Софи улыбнулась, ее взор затуманили сле­зы.

— Я бы никогда не позволила никому дру­гому дотронуться до себя.

— Софи, — прошептал он, гладя ее рукой по волосам. — Я все время любил вас.

— Я никогда никого не любила, кроме вас.

— Моя прекрасная Софи. — Он взял в ла­дони ее голову, привлекая ее к себе, и наконец впервые сумел прикоснуться к ее губам.

Глава 20

Лаура вышла из прозрачного, как хрусталь, озера. Вода стекала поблескивающими струй­ками по ее коже, скапливаясь на черных кам­нях, окружающих озеро, по которым ей при­шлось пройти несколько футов до того места, где изумрудная трава и яркие цветы танцевали на легком ветерке.

Она опустилась на благоухающее ложе лу­говой травы и цветов и легла на спину, широко раскинув руки и подставляя тело теплым лу­чам солнца и нежным прикосновениям ветра. Ветер ласкал ее грудь, пощипывал живот, бед­ра, раздувая внутри ее искры желания, заро­ненные прекрасным ирландским викингом.

— Коннор, — прошептала она, закрывая глаза. Она шевелила руками траву, и изумруд­ные стебельки касались ее кожи. — Где ты?

— Здесь. — На лицо Лауры упала тень. — С тобой, любовь моя.

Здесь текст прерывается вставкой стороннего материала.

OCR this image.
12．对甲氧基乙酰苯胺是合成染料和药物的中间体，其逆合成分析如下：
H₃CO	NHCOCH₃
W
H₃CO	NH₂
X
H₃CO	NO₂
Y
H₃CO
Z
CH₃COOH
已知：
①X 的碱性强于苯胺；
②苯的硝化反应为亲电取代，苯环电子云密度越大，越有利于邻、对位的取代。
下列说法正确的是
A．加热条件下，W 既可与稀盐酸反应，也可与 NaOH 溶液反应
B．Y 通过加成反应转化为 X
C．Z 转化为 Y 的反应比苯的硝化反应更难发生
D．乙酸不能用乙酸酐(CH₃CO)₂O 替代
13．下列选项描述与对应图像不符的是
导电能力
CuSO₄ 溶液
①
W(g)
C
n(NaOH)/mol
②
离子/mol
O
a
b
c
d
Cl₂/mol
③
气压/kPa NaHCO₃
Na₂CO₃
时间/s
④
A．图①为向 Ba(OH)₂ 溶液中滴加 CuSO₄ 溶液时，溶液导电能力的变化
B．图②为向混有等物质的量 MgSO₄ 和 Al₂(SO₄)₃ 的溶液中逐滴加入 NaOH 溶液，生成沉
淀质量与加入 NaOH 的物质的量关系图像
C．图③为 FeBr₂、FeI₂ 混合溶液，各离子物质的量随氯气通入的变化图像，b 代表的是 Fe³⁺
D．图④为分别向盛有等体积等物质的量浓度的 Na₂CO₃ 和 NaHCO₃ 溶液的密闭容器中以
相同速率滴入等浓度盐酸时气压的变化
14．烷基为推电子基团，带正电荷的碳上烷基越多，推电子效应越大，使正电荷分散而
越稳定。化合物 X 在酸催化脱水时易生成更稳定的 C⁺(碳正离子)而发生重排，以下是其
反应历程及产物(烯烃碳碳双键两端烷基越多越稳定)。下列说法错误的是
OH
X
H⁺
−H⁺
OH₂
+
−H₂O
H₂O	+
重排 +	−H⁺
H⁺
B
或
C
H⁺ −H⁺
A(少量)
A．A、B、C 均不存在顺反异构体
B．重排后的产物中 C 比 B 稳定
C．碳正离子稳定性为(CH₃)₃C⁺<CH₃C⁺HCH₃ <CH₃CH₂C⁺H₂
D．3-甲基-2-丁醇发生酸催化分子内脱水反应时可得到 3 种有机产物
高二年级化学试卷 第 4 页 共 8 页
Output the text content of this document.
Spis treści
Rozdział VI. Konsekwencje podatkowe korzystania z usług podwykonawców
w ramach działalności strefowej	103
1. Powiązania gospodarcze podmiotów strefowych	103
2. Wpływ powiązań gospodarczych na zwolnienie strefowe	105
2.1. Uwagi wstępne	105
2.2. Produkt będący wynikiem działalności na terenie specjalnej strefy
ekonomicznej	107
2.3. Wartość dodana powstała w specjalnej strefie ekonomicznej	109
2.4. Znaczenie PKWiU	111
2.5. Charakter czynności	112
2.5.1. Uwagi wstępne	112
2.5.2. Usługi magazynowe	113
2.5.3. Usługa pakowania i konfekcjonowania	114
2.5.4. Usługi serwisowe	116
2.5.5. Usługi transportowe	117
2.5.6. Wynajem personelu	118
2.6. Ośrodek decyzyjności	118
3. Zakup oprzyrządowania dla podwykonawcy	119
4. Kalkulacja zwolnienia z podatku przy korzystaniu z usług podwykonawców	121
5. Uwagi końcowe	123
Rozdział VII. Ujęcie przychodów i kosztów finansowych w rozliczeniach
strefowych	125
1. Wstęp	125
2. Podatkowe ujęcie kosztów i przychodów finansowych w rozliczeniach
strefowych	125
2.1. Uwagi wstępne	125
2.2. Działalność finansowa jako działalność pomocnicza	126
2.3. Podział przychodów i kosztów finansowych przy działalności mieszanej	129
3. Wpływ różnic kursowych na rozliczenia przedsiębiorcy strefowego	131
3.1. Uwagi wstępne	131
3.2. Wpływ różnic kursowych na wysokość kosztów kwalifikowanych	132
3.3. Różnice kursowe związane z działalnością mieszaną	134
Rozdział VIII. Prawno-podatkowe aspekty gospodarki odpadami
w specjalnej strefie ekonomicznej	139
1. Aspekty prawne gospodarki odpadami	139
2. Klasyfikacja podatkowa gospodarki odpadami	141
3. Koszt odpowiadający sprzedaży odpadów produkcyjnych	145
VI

Она открыла глаза и увидела, что он стоит рядом — величественная фигура, окутанная одним лишь солнечным светом. Она смотрела на него, впитывая силу и мощь, которые излу­чал каждый изгиб его великолепного тела. Это был человек, который мог вдохновить скульп­торов на борьбу с мрамором и долотом в стремлении запечатлеть его красоту. Но их постигла бы неудача.

Ни один смертный не мог бы передать на холсте или в камне красоту этого человека, потому что она заключалась не в одном лишь великолепном телосложении. Она таилась вну­три него. Она сияла в синеве его глаз, горела в тепле его улыбки, в благородстве, излуча­емом его душой.

Лаура протянула навстречу ему руки, при­ветствуя его, когда он окутал ее тело своим теплом.

— Я ждала тебя, Коннор!

— Я пришел, моя любовь. — Он улыбнул­ся ей.

Она запустила руку в густые волосы, погло­щая пальцами тепло его кожи.

— Поцелуй меня, — прошептала она. Он наклонил голову, и она почувствовала на своих губах теплый пульс его дыхания. Его губы прикоснулись к ней сперва нежно, как ветерок, колышащий дикие цветы, затем креп­ко прижались к ней.

Мелодия воды, журчащей по поблескиваю­щим камням, пела в унисон с кровью, гулко стучащей у нее в ушах. Все ночи, когда ее влекло в это место, были только звеньями в цепочке, золотыми оковами, связывающими ее с этим человеком.